Last week, we learned that the Obama EPA will conclude that carbon dioxide is an air pollutant as defined by the Clean Air Act (CAA). But a so-called endangerment finding on CO2 won’t lead to comprehensive CAA regulation, as I argued a few posts ago.
Rather, the Obama administration will use the CAA as a boogie man to force industry to support comprehensive climate change legislation in Congress. The CAA features “command-and-control” requirements that industry hates, and anything coming out of Congress would be market-based. So with the specter of CAA regulation, congressional legislation becomes the lesser evil.
This works out well for the Obama administration, which supports a market-based approach anyway, and which realizes that the CAA is not ideally suited for the regulation of greenhouse gases (GHGs). The CAA is a poor regulatory choice for a variety of reasons that can’t be neatly summed up here (feel free to disagree, especially since I’m being conclusory!).
One major reason is that the CAA, written in the 1960s, did not contemplate the regulation of well-mixed pollutants. That is, the CAA’s target is local pollutants tending to stay in the place where they are emitted. The CAA’s centerpiece is State Implementation Plans (SIPs), from which the EPA can evaluate the pollution reduction efforts of each state. If New York has a particularly bad sulfur dioxide problem, the EPA can judge its SO2 reduction efforts by looking at the New York SIP, asking: did New York meet its reduction goals, how much sulfur is in the air? GHGs, by contrast, do not stay in the place where they are emitted; their concentrations are fairly uniform throughout the world. Thus, New York could stop GHGs completely, yet still fall short of its SO2 air concentration goal because GHGs are still being emitted in every other part of the world.
But just because the CAA is not built for GHGs does not mean it should be discarded completely. Rather, what I advocate is a hybrid approach, a robust utilization of the CAA tools that work well for GHG reduction to supplement the cap-and-trade approach that Obama supports.
A hybrid approach is absolutely necessary for plugging the shortfalls of the cap-and-trade program that we can expect Congress to churn out. Here I am talking about offsets, which have been compared – not unfairly, I think – to the indulgences that the Catholic Church sold during the life of Martin Luther.

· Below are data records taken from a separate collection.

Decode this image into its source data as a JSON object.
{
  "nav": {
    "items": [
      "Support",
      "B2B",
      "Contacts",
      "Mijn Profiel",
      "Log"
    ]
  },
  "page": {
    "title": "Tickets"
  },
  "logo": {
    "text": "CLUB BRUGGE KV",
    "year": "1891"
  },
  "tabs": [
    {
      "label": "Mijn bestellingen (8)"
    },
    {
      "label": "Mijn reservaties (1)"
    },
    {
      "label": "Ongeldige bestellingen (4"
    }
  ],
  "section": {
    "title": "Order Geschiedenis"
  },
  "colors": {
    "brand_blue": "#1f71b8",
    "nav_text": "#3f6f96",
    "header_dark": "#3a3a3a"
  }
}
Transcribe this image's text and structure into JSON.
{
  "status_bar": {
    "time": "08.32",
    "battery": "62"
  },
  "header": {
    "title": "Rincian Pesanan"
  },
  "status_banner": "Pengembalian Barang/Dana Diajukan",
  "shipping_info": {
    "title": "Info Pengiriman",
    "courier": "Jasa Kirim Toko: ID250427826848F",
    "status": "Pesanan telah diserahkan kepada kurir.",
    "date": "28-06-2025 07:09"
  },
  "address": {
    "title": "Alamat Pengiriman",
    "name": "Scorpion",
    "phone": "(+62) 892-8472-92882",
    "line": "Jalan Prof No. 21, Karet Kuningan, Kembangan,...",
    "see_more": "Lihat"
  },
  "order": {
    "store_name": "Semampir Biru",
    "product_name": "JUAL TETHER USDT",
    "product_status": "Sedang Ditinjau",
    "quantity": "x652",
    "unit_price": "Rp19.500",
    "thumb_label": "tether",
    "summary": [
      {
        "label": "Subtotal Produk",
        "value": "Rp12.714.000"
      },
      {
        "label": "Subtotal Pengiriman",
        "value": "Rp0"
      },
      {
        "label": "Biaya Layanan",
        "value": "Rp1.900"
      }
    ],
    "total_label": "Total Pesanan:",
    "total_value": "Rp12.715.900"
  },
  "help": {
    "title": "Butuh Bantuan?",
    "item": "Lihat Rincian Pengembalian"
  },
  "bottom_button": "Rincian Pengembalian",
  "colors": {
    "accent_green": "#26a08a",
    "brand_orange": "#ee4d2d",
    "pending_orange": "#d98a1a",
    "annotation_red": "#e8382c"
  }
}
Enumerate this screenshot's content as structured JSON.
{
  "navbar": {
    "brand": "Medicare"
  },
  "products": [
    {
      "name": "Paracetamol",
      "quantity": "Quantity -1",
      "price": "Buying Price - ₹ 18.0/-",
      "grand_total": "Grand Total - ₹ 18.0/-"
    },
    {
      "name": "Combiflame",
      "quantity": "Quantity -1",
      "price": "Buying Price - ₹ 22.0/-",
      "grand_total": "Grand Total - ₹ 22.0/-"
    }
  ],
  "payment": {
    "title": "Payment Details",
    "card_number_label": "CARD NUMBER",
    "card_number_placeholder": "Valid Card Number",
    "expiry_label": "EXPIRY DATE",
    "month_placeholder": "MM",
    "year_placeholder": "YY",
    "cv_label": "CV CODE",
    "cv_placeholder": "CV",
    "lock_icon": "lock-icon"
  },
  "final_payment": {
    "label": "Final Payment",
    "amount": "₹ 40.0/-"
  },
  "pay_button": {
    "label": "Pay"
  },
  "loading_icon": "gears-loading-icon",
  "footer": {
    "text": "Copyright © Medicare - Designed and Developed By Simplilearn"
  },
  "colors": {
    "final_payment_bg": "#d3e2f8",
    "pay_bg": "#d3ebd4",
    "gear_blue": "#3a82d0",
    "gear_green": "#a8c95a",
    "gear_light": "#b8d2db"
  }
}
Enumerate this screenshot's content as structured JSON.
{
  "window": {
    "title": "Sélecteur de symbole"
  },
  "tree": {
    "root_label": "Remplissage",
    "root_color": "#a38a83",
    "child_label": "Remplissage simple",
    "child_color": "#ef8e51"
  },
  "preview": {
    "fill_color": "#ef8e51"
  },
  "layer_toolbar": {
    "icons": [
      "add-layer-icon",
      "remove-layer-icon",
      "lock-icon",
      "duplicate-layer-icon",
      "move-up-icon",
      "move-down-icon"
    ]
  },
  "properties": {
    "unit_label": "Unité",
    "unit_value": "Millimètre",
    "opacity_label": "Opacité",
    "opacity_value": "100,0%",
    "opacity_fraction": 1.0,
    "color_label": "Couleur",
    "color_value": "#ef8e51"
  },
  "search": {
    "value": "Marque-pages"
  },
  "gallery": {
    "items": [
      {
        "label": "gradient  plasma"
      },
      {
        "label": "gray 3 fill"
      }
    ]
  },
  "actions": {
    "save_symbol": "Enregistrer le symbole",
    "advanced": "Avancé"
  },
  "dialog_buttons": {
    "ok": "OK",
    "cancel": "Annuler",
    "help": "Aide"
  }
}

Offsets would allow companies to earn GHG reduction credits by funding projects like afforestation and methane capture from landfills. Even assuming that these projects produce actual and verifiable emissions reductions, offsets allow firms to avoid making emissions reductions themselves. Offsets sap cap-and-trade’s ability to spur technological upgrades and breakthroughs, since companies can fund emissions reduction projects in lieu of cleaning up their own mess. Offsets threaten our long-term emissions reductions goals, which cannot be met without technological enhancement. We cannot pay our way to President Obama’s goal – an 80 percent reduction in emissions by 2050.
But offsets are not going away. Indeed, they are thriving, as a part of the Kyoto Protocol and several regional GHG reduction regimes in the U.S., and among the upper-class green movement. Something, then, is needed to ensure sustained technological progress – something like the CAA’s New Source Performance Standards (NSPS).
Sec. 111 of the CAA mandates that facilities adopt a minimum level of emissions technology for various pollutants regulated under the CAA. Using Sec. 111, the EPA could require that new power plants adopt the most efficient methods of producing energy. So even if a company can use offsets to avoid making some emissions reductions itself, NSPS will offset the offsets, by ensuring that needed emissions technology improvements are still being made.
Of course, industries would howl at NSPS, and will rightly point out that NSPS curtails their ability to use offsets to meet their reduction goals. But that’s the point, isn’t it?
I don’t mean to seem insensitive to cost concerns, especially during the Great Depression Part II. But – as a colleague in my climate change law class recently said – the point of cap-and-trade is the cap, NOT the trade. Meaning, there is no point of having climate change regulation if it won’t lead to the emissions reduction goals that are needed to avert climate catastrophe. We are pushing for cap-and-trade because it is the only solution that’s politically doable. But we shouldn’t push for that solution and then undermine it with offsets.
The hybrid approach – supplementing cap-and-trade with key CAA provisions such as Sec. 111 – is what’s needed to make sure we don’t offset our way to 100 more years of inefficient, uninspired energy use.